WASHINGTON — Satellite connectivity provider Global Eagle Entertainment on March 8 announced $150 million in fresh capital from a private investment firm and the appointment of its second chief executive in 13 months.
Global Eagle CEO Jeff Leddy, who is shifting to the role of executive chairman, said the “investment will significantly strengthen our liquidity and create a capital structure to support our growth initiatives, positioning us to deliver significant long-term shareholder value.”
Searchlight Capital Partners, a U.K.-registered investment group with offices in Toronto and New York City, placed the $150 million investment.
Los Angeles-based Global Eagle said it will use the new capital to pay off a $78 million credit-line balance, and the remainder for “growth initiatives and other general corporate purposes.” Around $8 million will go to fees and expenses related to the transaction.
Global Eagle said it will have access to the full $85 million credit line following the payment.
Leddy will be replaced as CEO on April 1 by Josh Marks, Global Eagle’s executive vice president for connectivity. Marks joined Global Eagle in 2015 when the company bought masFlight, an aviation data-analytics company he co-founded and led as CEO.

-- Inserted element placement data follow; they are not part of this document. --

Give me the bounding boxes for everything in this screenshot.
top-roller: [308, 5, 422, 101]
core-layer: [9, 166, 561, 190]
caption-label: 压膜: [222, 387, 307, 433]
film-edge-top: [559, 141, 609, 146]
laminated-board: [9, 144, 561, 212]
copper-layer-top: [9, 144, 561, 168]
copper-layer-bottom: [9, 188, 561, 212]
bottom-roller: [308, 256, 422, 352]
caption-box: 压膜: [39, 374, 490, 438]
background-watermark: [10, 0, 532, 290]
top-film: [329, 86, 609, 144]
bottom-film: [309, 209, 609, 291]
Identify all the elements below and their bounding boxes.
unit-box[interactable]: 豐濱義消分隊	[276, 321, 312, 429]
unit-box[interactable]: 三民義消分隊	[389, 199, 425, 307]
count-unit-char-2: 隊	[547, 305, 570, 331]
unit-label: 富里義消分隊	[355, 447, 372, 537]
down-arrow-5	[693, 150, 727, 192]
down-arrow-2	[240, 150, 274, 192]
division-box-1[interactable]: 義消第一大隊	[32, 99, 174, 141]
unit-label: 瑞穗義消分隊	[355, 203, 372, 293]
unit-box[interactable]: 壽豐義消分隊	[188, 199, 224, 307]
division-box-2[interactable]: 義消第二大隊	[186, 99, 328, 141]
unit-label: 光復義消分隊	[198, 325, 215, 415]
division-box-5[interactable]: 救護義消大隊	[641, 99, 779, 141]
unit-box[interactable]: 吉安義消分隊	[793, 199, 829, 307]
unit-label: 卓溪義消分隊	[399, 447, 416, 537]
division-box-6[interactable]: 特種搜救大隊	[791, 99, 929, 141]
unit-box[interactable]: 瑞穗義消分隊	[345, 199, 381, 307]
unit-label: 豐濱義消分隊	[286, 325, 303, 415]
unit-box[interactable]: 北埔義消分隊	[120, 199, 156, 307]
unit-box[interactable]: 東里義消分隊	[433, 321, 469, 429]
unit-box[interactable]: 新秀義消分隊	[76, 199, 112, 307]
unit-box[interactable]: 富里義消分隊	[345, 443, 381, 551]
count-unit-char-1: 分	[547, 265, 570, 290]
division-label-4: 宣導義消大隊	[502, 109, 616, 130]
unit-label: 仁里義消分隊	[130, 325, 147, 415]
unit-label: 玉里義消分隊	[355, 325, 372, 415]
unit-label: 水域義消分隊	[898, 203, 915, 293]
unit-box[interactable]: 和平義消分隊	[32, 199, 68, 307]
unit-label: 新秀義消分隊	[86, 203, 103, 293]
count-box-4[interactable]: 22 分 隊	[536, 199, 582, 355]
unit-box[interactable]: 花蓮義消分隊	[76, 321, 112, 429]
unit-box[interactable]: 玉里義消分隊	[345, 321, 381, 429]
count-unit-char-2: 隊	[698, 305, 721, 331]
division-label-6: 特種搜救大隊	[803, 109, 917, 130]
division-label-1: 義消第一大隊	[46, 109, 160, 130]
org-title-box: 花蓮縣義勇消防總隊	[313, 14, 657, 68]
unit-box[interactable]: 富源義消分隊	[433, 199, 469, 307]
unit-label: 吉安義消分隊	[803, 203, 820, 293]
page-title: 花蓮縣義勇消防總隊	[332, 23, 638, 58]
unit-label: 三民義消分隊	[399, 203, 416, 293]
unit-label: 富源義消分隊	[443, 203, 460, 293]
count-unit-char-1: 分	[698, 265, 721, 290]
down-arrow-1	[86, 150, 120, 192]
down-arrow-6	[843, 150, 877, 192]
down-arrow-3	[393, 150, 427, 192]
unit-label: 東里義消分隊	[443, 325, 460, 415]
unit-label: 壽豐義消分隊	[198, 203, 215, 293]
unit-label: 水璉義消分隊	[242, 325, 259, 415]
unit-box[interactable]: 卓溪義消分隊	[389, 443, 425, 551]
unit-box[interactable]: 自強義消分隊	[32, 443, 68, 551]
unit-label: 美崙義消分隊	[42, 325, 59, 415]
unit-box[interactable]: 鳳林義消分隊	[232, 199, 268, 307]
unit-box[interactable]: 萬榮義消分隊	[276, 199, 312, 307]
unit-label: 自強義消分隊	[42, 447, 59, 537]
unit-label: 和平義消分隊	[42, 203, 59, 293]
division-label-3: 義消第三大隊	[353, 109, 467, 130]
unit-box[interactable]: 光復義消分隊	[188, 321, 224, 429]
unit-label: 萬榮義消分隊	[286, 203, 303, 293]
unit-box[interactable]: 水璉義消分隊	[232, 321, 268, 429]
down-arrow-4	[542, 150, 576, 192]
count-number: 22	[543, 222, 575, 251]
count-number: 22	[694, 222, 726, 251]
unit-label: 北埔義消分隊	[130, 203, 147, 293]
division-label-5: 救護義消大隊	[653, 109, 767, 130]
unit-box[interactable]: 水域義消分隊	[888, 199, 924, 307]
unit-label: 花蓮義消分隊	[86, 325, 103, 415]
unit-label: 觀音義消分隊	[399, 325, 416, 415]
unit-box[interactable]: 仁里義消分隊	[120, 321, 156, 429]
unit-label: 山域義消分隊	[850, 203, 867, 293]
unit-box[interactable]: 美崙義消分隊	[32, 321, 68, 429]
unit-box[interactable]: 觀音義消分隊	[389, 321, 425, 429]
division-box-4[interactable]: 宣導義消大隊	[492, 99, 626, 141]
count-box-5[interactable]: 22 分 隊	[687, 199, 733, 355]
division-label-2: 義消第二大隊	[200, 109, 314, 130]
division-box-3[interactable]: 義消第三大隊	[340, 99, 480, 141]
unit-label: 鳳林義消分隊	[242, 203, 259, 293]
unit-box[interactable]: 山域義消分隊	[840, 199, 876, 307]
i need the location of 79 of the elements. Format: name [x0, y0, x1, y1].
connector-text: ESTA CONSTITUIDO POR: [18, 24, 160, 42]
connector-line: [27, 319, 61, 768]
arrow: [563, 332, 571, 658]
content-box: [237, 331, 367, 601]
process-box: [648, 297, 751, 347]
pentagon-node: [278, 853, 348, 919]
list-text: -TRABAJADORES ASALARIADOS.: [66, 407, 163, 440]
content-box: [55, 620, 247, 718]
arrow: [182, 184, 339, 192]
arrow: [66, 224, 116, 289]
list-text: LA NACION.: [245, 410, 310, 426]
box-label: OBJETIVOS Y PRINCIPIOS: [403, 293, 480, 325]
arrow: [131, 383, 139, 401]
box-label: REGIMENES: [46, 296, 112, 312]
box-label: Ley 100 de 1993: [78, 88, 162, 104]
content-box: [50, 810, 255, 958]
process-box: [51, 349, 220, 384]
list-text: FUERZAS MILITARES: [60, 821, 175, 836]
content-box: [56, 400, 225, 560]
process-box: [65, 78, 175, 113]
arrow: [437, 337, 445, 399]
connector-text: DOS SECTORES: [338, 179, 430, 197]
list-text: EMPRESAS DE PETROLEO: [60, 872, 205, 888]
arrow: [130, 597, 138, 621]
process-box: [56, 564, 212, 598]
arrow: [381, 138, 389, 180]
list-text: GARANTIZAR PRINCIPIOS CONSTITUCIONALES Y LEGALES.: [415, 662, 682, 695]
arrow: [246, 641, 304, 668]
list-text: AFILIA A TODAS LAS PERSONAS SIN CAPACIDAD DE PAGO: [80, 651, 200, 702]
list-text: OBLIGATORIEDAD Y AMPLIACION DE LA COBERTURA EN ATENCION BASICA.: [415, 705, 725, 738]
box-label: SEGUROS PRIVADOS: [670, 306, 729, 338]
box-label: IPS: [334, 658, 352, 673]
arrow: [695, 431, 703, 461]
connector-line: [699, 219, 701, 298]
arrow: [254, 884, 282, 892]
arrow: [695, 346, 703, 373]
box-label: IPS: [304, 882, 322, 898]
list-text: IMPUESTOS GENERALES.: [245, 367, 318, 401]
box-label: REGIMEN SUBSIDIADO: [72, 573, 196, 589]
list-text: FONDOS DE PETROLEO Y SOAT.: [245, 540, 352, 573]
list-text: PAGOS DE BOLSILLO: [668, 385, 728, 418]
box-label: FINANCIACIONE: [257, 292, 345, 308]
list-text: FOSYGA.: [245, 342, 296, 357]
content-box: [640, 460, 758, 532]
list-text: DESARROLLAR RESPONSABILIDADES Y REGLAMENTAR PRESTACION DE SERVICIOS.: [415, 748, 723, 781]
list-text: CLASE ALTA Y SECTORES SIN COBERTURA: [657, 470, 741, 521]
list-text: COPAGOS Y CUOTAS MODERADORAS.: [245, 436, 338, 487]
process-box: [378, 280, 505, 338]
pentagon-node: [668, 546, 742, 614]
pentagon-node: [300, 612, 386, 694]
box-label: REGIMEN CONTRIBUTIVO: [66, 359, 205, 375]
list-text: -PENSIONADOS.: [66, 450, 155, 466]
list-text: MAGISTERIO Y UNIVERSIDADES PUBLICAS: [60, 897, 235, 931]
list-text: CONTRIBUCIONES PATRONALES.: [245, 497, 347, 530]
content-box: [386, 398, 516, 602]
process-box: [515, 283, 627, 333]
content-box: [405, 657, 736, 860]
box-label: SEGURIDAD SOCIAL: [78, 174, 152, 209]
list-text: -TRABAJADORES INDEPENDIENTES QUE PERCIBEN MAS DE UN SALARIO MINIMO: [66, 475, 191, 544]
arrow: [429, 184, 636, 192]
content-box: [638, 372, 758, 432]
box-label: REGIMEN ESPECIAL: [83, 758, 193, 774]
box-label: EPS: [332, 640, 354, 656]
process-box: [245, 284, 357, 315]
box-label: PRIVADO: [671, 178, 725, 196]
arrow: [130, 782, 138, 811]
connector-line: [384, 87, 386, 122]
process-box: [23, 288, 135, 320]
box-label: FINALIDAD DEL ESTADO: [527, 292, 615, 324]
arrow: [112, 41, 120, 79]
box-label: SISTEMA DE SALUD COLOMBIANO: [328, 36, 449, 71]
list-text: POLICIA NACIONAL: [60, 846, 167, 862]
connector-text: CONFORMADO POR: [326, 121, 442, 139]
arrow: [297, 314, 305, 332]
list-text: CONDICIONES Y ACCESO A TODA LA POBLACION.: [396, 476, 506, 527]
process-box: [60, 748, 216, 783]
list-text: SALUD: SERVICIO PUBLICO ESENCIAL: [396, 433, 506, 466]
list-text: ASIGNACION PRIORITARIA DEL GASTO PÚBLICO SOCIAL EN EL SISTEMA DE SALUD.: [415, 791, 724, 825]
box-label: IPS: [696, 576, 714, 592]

“[Marks] is the right person to lead our global team to achieve greater success for our customers, employees, and stakeholders,” Leddy said in a statement. “The Board and I are confident this will be a seamless transition.”
Leddy is replacing Ed Shapiro, Global Eagle’s outgoing board chairman. The company did not specify Shapiro’s reason for leaving.
Leddy was appointed CEO of Global Eagle in February 2017 following the abrupt resignation of previous CEO Dave Davis and Chief Financial Officer Tom Severson. Global Eagle hired Harris Caprock’s CFO, Paul Rainey, to replace Severson two months later.
Global Eagle filed late financial reports to the the U.S. Securities and Exchange Commission in January, blaming challenges in integrating recent acquisitions like EMC in May 2016. Three class-action lawsuits followed, of which two were voluntarily dismissed by plaintiffs and one by the U.S. District Court for the Central District of California.
Leddy said this February that the completed SEC documents, “validated the integrity of our financials, and confirmed our position that the company was not subject to any restatements, was not a perpetrator of fraud, and did not commit any other wrongdoing.”